L'austerity, il Fmi e la disputa teorica più concreta che c'è

Michele Masneri

    L'austerity suggerita dalla Troika di Fondo monetario internazionale, Banca centrale europea e Commissione europea ha ammazzato la crescita o ha rimesso in ordine i conti della disastrata Europa? Né l'affievolirsi dello spread tra Btp italiani e Bund tedeschi (ieri sceso sotto i 270 punti), né la prima asta di titoli obbligazionari privati conclusa con successo in Grecia due giorni fa, forniscono la risposta definitiva. L'ultimo colpo di scena è stato assestato nella notte di ieri dal capo economista del Fondo monetario internazionale, Olivier Blanchard. Il tema riguarda il moltiplicatore fiscale, cioè il rapporto tra riduzione del deficit e il conseguente effetto negativo sul pil delle economie sotto tutela. Fino a ottobre scorso, si registrava un sostanziale consenso tra i massimi organismi mondiali: tutti erano concordi che il moltiplicatore rimanesse al massimo dello 0,5 per cento; cioè, per ogni punto percentuale di deficit abbattuto, la riduzione del pil è al massimo di mezzo punto.

    A ottobre, però, un clamoroso dietrofront. Nel suo World Economic Outlook, massimo scenario degli equilibri economici mondiali, il Fmi aveva ammesso di essersi sbagliato. Sulla base di dati per 28 economie dallo scoppio della crisi del 2008 a oggi, il moltiplicatore sarebbe stato in realtà molto più massiccio del previsto, compreso fra lo 0,9 e l'1,7, quindi doppio o triplo rispetto al previsto. “Bisogna chiedersi – diceva lo studio – se gli effetti negativi dei tagli nel breve termine siano stati maggiori del previsto perché i moltiplicatori fiscali sono stati sottostimati”. Sottostimati dallo stesso Fondo ma anche dalla Commissione europea. E Blanchard, numero uno dei tecnici Fmi, suggeriva che “quando il caso lo richiede, dobbiamo essere pronti ad aggiustare i nostri obiettivi se i moltiplicatori fiscali sono così ampi”.
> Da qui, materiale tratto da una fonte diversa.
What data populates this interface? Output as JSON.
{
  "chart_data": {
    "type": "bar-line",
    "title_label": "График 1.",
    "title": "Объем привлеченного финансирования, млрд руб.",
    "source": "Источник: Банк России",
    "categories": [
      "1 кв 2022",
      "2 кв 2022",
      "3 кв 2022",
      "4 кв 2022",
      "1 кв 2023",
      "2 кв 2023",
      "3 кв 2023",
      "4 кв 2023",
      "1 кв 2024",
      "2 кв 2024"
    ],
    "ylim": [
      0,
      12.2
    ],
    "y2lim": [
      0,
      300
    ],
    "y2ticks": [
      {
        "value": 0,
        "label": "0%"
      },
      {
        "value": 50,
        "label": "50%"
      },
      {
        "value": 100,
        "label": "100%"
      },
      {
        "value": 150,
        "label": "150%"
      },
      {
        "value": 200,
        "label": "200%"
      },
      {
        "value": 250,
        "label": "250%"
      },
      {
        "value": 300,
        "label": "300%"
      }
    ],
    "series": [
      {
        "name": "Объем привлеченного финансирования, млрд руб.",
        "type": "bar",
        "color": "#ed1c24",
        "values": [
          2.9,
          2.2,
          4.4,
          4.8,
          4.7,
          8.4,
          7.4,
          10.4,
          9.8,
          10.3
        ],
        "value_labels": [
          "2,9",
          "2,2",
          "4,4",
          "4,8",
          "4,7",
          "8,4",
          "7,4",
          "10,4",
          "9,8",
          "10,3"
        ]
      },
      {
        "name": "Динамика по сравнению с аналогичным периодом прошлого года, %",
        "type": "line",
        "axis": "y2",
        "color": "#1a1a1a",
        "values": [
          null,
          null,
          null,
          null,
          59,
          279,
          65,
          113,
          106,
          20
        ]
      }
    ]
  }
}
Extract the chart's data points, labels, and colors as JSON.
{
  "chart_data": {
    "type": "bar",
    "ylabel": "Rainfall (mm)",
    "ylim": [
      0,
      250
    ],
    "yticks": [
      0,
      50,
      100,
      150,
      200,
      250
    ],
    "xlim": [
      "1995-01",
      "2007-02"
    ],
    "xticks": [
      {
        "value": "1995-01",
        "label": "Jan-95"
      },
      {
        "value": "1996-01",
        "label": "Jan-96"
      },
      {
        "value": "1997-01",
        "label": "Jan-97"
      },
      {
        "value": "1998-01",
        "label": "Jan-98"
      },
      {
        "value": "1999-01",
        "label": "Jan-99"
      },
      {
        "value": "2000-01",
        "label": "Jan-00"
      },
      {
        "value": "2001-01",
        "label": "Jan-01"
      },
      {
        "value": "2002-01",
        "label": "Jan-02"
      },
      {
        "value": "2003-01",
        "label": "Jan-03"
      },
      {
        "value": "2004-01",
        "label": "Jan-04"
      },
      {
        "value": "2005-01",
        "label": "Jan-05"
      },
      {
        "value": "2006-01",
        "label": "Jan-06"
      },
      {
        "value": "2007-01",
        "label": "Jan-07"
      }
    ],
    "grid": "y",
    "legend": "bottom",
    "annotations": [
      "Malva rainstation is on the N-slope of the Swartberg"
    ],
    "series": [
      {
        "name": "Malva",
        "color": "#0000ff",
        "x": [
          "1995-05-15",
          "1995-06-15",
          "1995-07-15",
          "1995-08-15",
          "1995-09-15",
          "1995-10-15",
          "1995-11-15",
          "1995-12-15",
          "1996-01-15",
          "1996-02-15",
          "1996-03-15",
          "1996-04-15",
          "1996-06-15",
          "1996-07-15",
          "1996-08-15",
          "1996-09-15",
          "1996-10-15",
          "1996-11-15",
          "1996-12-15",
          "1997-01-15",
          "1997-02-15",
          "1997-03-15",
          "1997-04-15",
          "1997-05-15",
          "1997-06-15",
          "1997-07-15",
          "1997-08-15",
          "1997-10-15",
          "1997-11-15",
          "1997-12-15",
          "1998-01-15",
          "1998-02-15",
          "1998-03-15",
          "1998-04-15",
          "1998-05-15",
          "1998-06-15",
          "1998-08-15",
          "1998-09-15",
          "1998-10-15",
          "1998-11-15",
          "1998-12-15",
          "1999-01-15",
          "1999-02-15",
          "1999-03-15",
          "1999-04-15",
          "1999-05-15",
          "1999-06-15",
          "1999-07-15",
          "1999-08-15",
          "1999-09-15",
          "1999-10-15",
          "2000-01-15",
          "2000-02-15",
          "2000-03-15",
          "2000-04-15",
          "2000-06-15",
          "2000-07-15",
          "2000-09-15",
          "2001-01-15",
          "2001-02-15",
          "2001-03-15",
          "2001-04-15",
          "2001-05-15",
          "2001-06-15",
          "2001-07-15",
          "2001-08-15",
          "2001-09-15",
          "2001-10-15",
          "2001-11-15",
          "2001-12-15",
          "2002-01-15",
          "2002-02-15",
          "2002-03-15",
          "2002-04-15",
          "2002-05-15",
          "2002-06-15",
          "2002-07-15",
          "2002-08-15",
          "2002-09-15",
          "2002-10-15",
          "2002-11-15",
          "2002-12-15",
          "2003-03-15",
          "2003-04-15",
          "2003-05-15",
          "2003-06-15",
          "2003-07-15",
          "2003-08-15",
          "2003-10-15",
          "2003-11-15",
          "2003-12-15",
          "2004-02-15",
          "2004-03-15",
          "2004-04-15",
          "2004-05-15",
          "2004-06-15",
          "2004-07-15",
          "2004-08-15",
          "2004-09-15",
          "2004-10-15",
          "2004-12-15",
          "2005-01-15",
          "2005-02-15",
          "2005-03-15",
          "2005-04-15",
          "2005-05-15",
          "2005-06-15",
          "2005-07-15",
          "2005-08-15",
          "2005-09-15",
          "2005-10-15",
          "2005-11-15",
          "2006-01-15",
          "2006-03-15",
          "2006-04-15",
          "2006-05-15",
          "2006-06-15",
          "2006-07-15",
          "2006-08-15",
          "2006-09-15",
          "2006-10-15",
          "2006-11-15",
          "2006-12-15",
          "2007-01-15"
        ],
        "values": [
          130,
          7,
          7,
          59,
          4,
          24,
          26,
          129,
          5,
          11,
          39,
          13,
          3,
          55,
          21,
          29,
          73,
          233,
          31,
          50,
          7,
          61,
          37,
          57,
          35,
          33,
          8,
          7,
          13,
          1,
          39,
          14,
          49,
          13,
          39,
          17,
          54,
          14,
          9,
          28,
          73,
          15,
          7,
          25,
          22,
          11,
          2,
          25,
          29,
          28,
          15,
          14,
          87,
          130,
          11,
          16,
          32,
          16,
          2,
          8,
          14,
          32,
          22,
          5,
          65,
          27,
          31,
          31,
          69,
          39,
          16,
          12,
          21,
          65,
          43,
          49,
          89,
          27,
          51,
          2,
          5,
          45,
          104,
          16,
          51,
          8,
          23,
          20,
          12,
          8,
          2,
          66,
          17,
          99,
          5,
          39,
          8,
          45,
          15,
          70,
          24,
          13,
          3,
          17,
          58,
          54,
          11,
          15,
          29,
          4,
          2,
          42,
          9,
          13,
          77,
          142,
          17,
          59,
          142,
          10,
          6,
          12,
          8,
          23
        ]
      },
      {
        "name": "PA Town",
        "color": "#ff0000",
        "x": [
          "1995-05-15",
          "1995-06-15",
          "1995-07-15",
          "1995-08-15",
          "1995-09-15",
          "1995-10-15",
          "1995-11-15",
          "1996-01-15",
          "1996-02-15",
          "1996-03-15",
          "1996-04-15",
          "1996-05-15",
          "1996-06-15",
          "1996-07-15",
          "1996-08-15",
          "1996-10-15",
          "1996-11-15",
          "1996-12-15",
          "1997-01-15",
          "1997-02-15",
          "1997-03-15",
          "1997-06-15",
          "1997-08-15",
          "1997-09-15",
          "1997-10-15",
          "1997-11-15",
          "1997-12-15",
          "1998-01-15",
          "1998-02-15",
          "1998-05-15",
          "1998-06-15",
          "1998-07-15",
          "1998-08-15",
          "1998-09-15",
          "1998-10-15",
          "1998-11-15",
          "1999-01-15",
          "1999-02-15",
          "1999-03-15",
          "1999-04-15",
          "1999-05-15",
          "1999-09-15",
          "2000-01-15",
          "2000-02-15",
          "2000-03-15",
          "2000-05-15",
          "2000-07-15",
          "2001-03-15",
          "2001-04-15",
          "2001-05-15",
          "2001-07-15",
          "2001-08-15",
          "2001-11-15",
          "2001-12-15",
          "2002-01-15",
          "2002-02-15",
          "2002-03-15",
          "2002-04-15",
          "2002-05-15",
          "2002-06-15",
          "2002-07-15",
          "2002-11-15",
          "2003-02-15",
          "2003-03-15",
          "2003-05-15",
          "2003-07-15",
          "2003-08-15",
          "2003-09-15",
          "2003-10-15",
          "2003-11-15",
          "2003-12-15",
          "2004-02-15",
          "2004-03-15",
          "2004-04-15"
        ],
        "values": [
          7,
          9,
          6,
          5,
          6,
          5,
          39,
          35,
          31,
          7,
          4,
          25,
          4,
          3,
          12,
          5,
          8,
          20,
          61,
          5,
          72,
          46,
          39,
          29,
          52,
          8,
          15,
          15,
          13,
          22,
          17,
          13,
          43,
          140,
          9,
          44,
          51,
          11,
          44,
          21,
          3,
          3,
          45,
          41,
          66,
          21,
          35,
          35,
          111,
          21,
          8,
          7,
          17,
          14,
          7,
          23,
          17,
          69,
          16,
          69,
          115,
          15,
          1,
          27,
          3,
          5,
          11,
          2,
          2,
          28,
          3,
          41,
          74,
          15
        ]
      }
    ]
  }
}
    L'abiura del Fmi aveva provocato uno scontro tra Fmi, Bce e Commissione europea: il ministro delle Finanze tedesco, Wolfgang Schäuble, aveva protestato sostenendo che “quando devi scalare una montagna non puoi a un certo punto metterti a fare discesa libera, altrimenti la montagna diventerà sempre più grossa”. Erano seguite anche conseguenze pratiche: Olli Rehn, commissario europeo per gli Affari economici e monetari, aveva dovuto accettare misure di relax in particolare per il Portogallo (con obiettivo di deficit ammorbidito per il 2013 dal 3 al 4,5 per cento del pil). Il vulnus all'ortodossia pro austerity sembrava fatale. Poi però nuovo colpo di scena: a dicembre la Bce a guida di Mario Draghi era intervenuta con uno studio proprio, sostenendo nel suo Bollettino mensile che in condizioni normali il moltiplicatore sta intorno a quota 0,4 per cento, per salire al massimo allo 0,5-0,7 in tempi di crisi. Bruxelles a novembre aveva presentato altri dati, a dimostrare che la recessione, superiore al previsto in paesi come Spagna e Grecia, era dovuta al “panico sui mercati obbligazionari” e non certo per le misure di risanamento fiscale che andavano semmai aumentate, non diminuite. Anche il Financial Times aveva difeso l'ortodossia, che si sperava così ripristinata. Ieri però l'ultimo colpo di scena.

    In un paper il capo economista del Fmi, Blanchard, ribadisce che “avevamo ragione ad avere torto”, e cioè che come detto a ottobre l'austerità sta facendo più danni di quanto si sapesse. Perché? A parte complicate equazioni che gli appassionati possono trovare nel documento di 42 pagine, pare che i motivi siano da cercare in previsioni troppo ottimistiche nei primi anni della crisi, 2010 e 2011, e nella variabilità dello stesso moltiplicatore, che se in tempi normali può rimanere anche sotto lo 0,5 per cento, in tempi di crisi arriva anche a 2,5 punti. La disputa certo non finisce qui.